As the question is put:
Issue 2: May the I.R.C. § 6694(b) preparer penalty for understatement of liability due to willful or reckless conduct be assessed if amended returns were filed but the Internal Revenue Service (Service) disallowed the refund?
Or, to put it simply, does the fact that the government never actually was “missing” money in its accounts mean that a penalty cannot be asserted—the view being no underpayment ever existed.
The memorandum answers this question in the negative as well. IRC §6694(b) imposes a penalty upon the willful attempt to understate the client’s tax and does not require that the attempt be successful.
The final question is more interesting—and the fact it was asked suggests that some in the IRS were considering viewing the penalties as being very broadly applicable. The issue as stated is:
Issue 3: May the I.R.C. § 6694(a) preparer penalty for understatement of liability due to unreasonable positions, the I.R.C. § 6694(b) preparer penalty for understatement of liability due to willful or reckless conduct or the I.R.C. § 6701 penalty for aiding and abetting understatements of tax liability be assessed if the return preparer made and filed a claim for refund after the period of limitations for refund claims had expired?
This question for all practical purposes asks if the mere preparation of a claim for refund after the statute of limitations had expired on a claim for the year in question gives rise to any of the three penalties:
- Understatement due to an unreasonable position under §6694(a) (based on the idea the preparer should have known the statute had expired);
- Willful or reckless conduct under §6694(b) (preparing the amended return where the preparer knew or should have known that the law specifically barred the claim); or
- Aiding and abetting under §6701 (knowing the document, if accepted by the IRS, would result in receipt of a payment that should not be paid per the statute).
In this case the memorandum cautions against any assessment of any of those penalties based solely on the fact the statute had expired prior to the preparation of the amended return.
The memorandum notes that an “understatement of liability” does not include any claims that are barred by the statute of limitations.
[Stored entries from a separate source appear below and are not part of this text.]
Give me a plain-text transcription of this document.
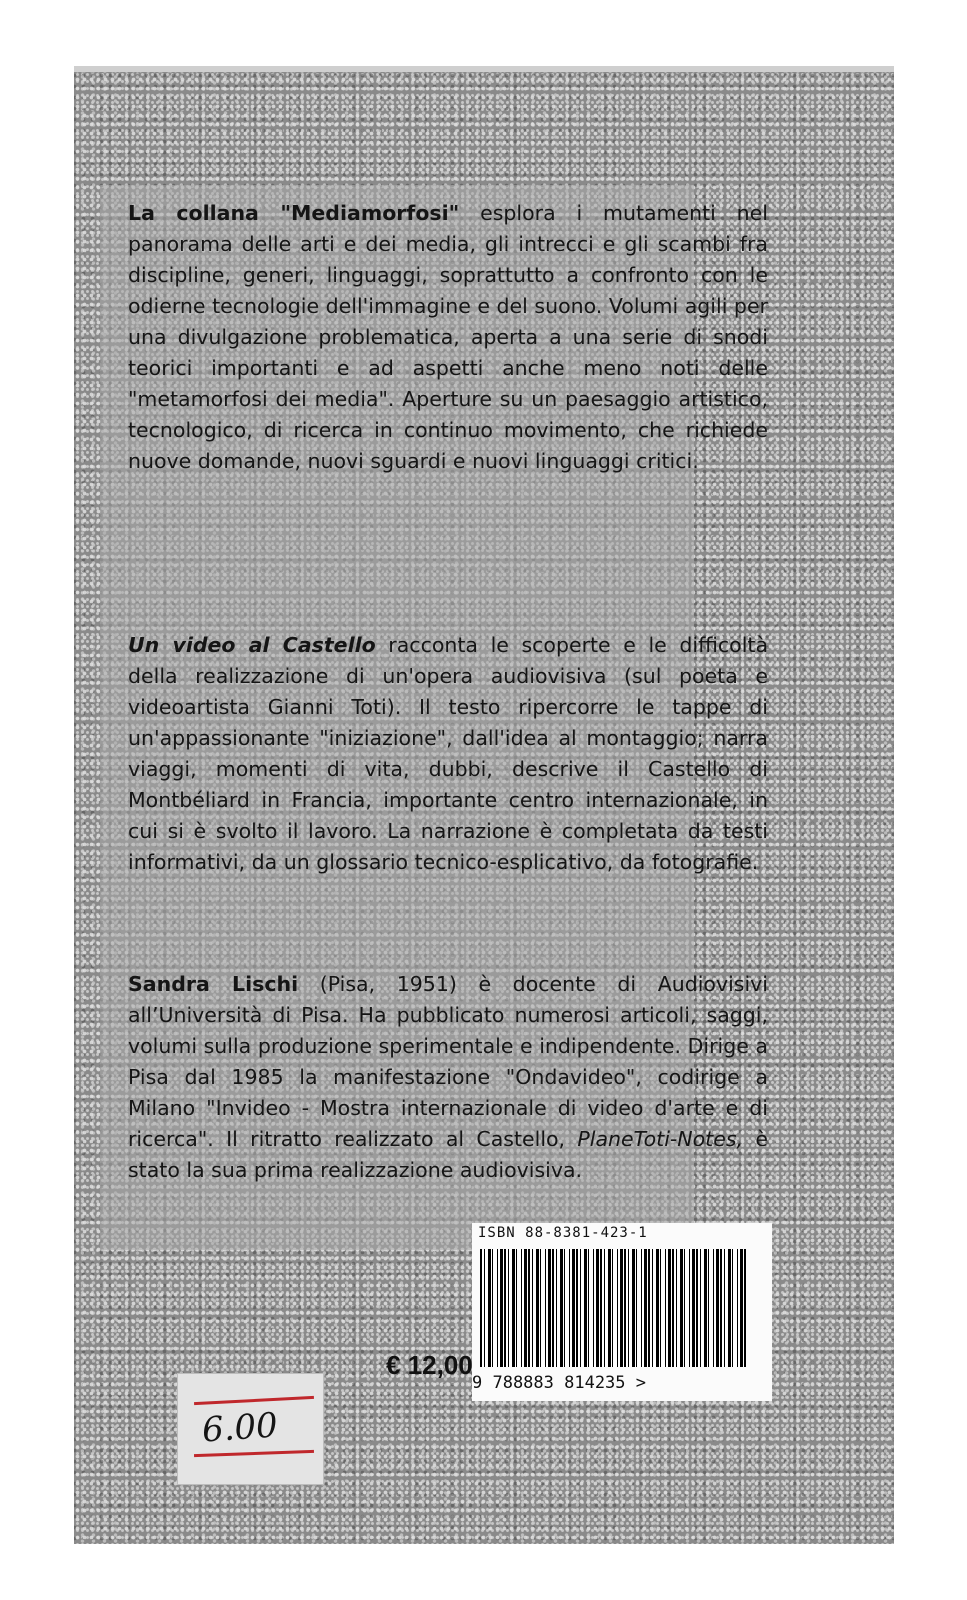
La collana "Mediamorfosi" esplora i mutamenti nel panorama delle arti e dei media, gli intrecci e gli scambi fra discipline, generi, linguaggi, soprattutto a confronto con le odierne tecnologie dell'immagine e del suono. Volumi agili per una divulgazione problematica, aperta a una serie di snodi teorici importanti e ad aspetti anche meno noti delle "metamorfosi dei media". Aperture su un paesaggio artistico, tecnologico, di ricerca in continuo movimento, che richiede nuove domande, nuovi sguardi e nuovi linguaggi critici.

Un video al Castello racconta le scoperte e le difficoltà della realizzazione di un'opera audiovisiva (sul poeta e videoartista Gianni Toti). Il testo ripercorre le tappe di un'appassionante "iniziazione", dall'idea al montaggio; narra viaggi, momenti di vita, dubbi, descrive il Castello di Montbéliard in Francia, importante centro internazionale, in cui si è svolto il lavoro. La narrazione è completata da testi informativi, da un glossario tecnico-esplicativo, da fotografie.

Sandra Lischi (Pisa, 1951) è docente di Audiovisivi all’Università di Pisa. Ha pubblicato numerosi articoli, saggi, volumi sulla produzione sperimentale e indipendente. Dirige a Pisa dal 1985 la manifestazione "Ondavideo", codirige a Milano "Invideo - Mostra internazionale di video d'arte e di ricerca". Il ritratto realizzato al Castello, PlaneToti-Notes, è stato la sua prima realizzazione audiovisiva.

ISBN 88-8381-423-1
9 788883 814235 >
€ 12,00
6.00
The memorandum notes:
May the I.R.C. § 6694(a) preparer penalty for understatement of liability due to unreasonable positions, the I.R.C. § 6694(b) preparer penalty for understatement of liability due to willful or reckless conduct or the I.R.C. § 6701 penalty for aiding and abetting understatements of tax liability be assessed if the return preparer made and filed a claim for refund after the period of limitations for refund claims had expired?
As well, the memorandum goes on to note there are valid reasons why a preparer would prepare an amended return that appears to be outside the statute for claiming a refund:
In addition, there may be extenuating circumstances that weigh against asserting the penalty when an amended return appears to be filed out of time. The amended return may, for example, be perfecting an earlier timely informal claim for refund. Despite the requirement that a claim be submitted on one of the Service's forms supplied for that purpose, a document submitted to the Service that fails to satisfy Treasury Regulations can be treated as an informal refund claim. It has long been recognized that a claim for refund need not be in any specific form, and informal refund claims, timely filed, which adequately notify the Internal Revenue Service that a refund is being sought, have been held to toll the statute of limitations and, if defective, may be perfected by the filing of a formal claim after the lapse of the statutory period. United States v. Kales, 314 U.S. 186, 194 (1941); American Radiator & Standard Sanitary Corp. v. United States, 162 Ct. Cl. 106, 113-114, 318 F.2d 915, 920 (1963); Hollie v. Commissioner, 73 T.C. 1198 (1980).
Accordingly, we conclude that the penalties under I.R.C. §§ 6694(a)(2), 6694(b), or 6701 should not be assessed merely because the return preparer made and filed an amended return after the period of limitations for refunds had expired.